How does encephalitis develop after a tick bite? - briefly

A tick bite introduces neurotropic pathogens, such as Borrelia burgdorferi, into the bloodstream. These agents spread, cross the blood‑brain barrier, and incite inflammation of brain tissue, producing encephalitis.

How does encephalitis develop after a tick bite? - in detail

A tick that has fed on an infected reservoir host can transmit the tick‑borne encephalitis (TBE) virus during its subsequent attachment to a human. The virus is deposited in the dermal tissue together with tick saliva, which contains immunomodulatory compounds that facilitate viral entry.

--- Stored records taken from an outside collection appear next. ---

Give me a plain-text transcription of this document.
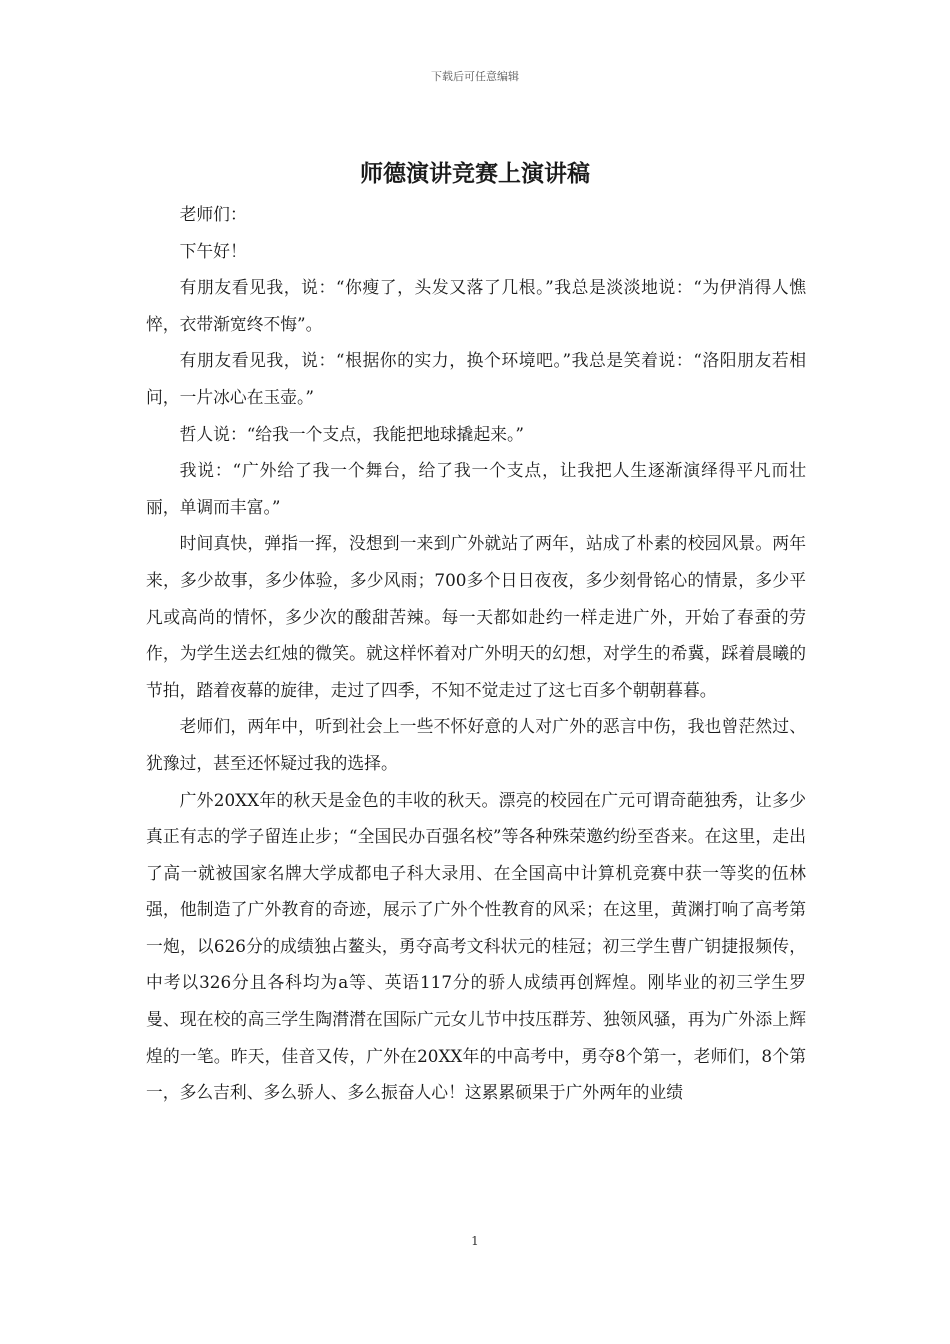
下载后可任意编辑
师德演讲竞赛上演讲稿

老师们：

下午好！

有朋友看见我，说：“你瘦了，头发又落了几根。”我总是淡淡地说：“为伊消得人憔悴，衣带渐宽终不悔”。

有朋友看见我，说：“根据你的实力，换个环境吧。”我总是笑着说：“洛阳朋友若相问，一片冰心在玉壶。”

哲人说：“给我一个支点，我能把地球撬起来。”

我说：“广外给了我一个舞台，给了我一个支点，让我把人生逐渐演绎得平凡而壮丽，单调而丰富。”

时间真快，弹指一挥，没想到一来到广外就站了两年，站成了朴素的校园风景。两年来，多少故事，多少体验，多少风雨；700多个日日夜夜，多少刻骨铭心的情景，多少平凡或高尚的情怀，多少次的酸甜苦辣。每一天都如赴约一样走进广外，开始了春蚕的劳作，为学生送去红烛的微笑。就这样怀着对广外明天的幻想，对学生的希冀，踩着晨曦的节拍，踏着夜幕的旋律，走过了四季，不知不觉走过了这七百多个朝朝暮暮。

老师们，两年中，听到社会上一些不怀好意的人对广外的恶言中伤，我也曾茫然过、犹豫过，甚至还怀疑过我的选择。

广外20XX年的秋天是金色的丰收的秋天。漂亮的校园在广元可谓奇葩独秀，让多少真正有志的学子留连止步；“全国民办百强名校”等各种殊荣邀约纷至沓来。在这里，走出了高一就被国家名牌大学成都电子科大录用、在全国高中计算机竞赛中获一等奖的伍林强，他制造了广外教育的奇迹，展示了广外个性教育的风采；在这里，黄渊打响了高考第一炮，以626分的成绩独占鳌头，勇夺高考文科状元的桂冠；初三学生曹广钥捷报频传，中考以326分且各科均为a等、英语117分的骄人成绩再创辉煌。刚毕业的初三学生罗曼、现在校的高三学生陶潸潸在国际广元女儿节中技压群芳、独领风骚，再为广外添上辉煌的一笔。昨天，佳音又传，广外在20XX年的中高考中，勇夺8个第一，老师们，8个第一，多么吉利、多么骄人、多么振奋人心！这累累硕果于广外两年的业绩

1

Within minutes to hours, the virus infects keratinocytes, fibroblasts, and resident dendritic cells at the bite site. These cells produce viral progeny that spread to regional lymph nodes, where replication amplifies the viral load. The resulting viremia allows the pathogen to reach distant organs, including the central nervous system (CNS).

Crossing the blood‑brain barrier occurs through several mechanisms:

• Direct infection of endothelial cells lining cerebral vessels, compromising barrier integrity.
• Transmigration of infected leukocytes (the “Trojan horse” model) that carry virus across the barrier.
• Disruption of tight junction proteins by viral proteases and inflammatory cytokines.

Once inside the CNS, the virus preferentially infects neurons and glial cells. Replication within neurons triggers cell‑autonomous apoptosis and necrosis. Activated microglia and infiltrating immune cells release pro‑inflammatory cytokines (IL‑6, TNF‑α, IFN‑γ) and chemokines, amplifying neuronal injury and causing cerebral edema.

The clinical course typically follows three phases:

1. Early systemic phase – fever, malaise, and flu‑like symptoms appear 3–14 days after the bite, reflecting peripheral replication.
2. Neurological phase – after a brief asymptomatic interval, meningitis, encephalitis, or meningo‑encephalitis develop, marked by headache, neck stiffness, altered consciousness, and focal neurological deficits.
3. Recovery or sequelae – most patients improve within weeks, but a proportion retain persistent cognitive, motor, or psychiatric deficits due to irreversible neuronal loss.

Key determinants of disease severity include viral strain virulence, inoculum size, host age, and preexisting immunity. Prompt antiviral supportive care and, where available, vaccination against TBE can reduce the likelihood of CNS involvement.